TLD stands for Top level domain. This is part of the protocol schema that allows the Internet to function. Within the TCP/IP stack, the former can be conceptualised as the envelope (holding a data packet) while the latter is the address. This then can either be in numeric or else in the more human friendly format: e.g. bitter-crank.blogspot.com, The TLD ".com" is an example of an address used by a commercial entity, while an address such as news.bcc,co.uk uses the TLD ".uk" to denote a site connected to the United Kingdom.

The background to this is at the dawn of the Internet era, such addresses like the technology itself were under the de facto control of the US, due to the ARPA funding of the research that laid the foundation of the Internet (see book "Where Wizards stay up late"). However in the 90s, as the US moved to divest itself of the full control of Internet policy, a body known as ICANN was contracted to handle such matters by the US Dept. of Commerce. This would allow a diverse and multi-stakeholder international model of Internet governance to emerge.
Following this, the collection of state TLD also includes that of countries such as Iran, Syria and North Korea: nations unfriendly to the US. According to the ICANN website, https://www.icann.org/resources/press-material/release-2014-11-12-en, a trial judge in the District of Columbia Circuit court dismissed an attempt to seize their TLDs as assets ( due to an alleged connection to State terrorism in a series of co-joined cases). The ruling' reasoning was that, as per the noted initial action of the Dept. of Commerce, the TLDs were held under a type of contractual right and hence outside the remit of the remedy sought by the Plaintiffs of the actions.

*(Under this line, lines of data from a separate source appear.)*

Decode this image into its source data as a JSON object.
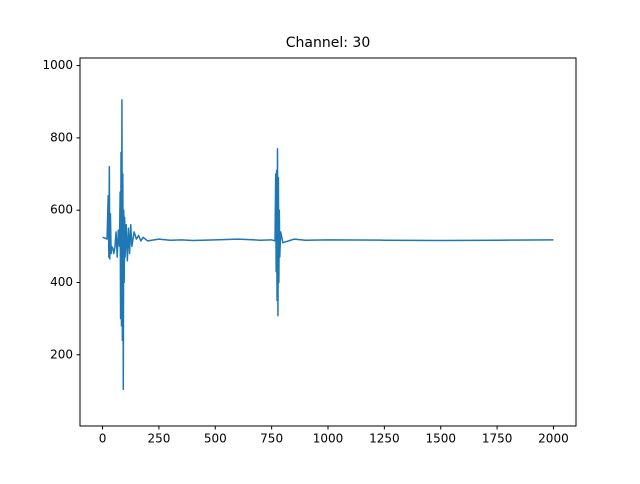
{
  "chart_data": {
    "type": "line",
    "title": "Channel: 30",
    "x": [
      0,
      10,
      20,
      25,
      28,
      30,
      32,
      35,
      38,
      40,
      45,
      50,
      55,
      60,
      65,
      70,
      75,
      78,
      80,
      82,
      84,
      86,
      88,
      90,
      92,
      94,
      96,
      98,
      100,
      105,
      110,
      115,
      120,
      125,
      130,
      140,
      150,
      160,
      170,
      180,
      200,
      250,
      300,
      350,
      400,
      500,
      600,
      700,
      750,
      765,
      768,
      770,
      772,
      774,
      776,
      778,
      780,
      782,
      784,
      786,
      790,
      800,
      850,
      900,
      1000,
      1250,
      1500,
      1750,
      2000
    ],
    "series": [
      {
        "color": "#1f77b4",
        "values": [
          525,
          523,
          520,
          640,
          470,
          720,
          465,
          590,
          480,
          500,
          495,
          480,
          500,
          540,
          470,
          545,
          500,
          650,
          300,
          760,
          280,
          905,
          240,
          700,
          104,
          600,
          400,
          580,
          470,
          560,
          460,
          550,
          480,
          560,
          500,
          540,
          520,
          530,
          515,
          525,
          515,
          520,
          517,
          518,
          516,
          518,
          520,
          517,
          518,
          515,
          700,
          430,
          710,
          350,
          770,
          308,
          690,
          400,
          600,
          470,
          540,
          510,
          520,
          517,
          518,
          517,
          516,
          517,
          518
        ]
      }
    ],
    "xlim": [
      -100,
      2100
    ],
    "ylim": [
      3,
      1021
    ],
    "xticks": [
      0,
      250,
      500,
      750,
      1000,
      1250,
      1500,
      1750,
      2000
    ],
    "yticks": [
      200,
      400,
      600,
      800,
      1000
    ]
  }
}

If the case had been decided an other way, what would have this resulted in? Not the destruction of the internet in those countries. As due to the hierarchical yet diffuse nature of the Web addressing, it should have been possible for those countries to retain the addressing, but be based on a new root system within their country. However this would be a fragmentation which both would have decreased the open nature of the web and could have potentially laid the foundation of other authoritarian countries to opt out of the ICANN framework. This could have had a crippling effect on the innovation potential of the web.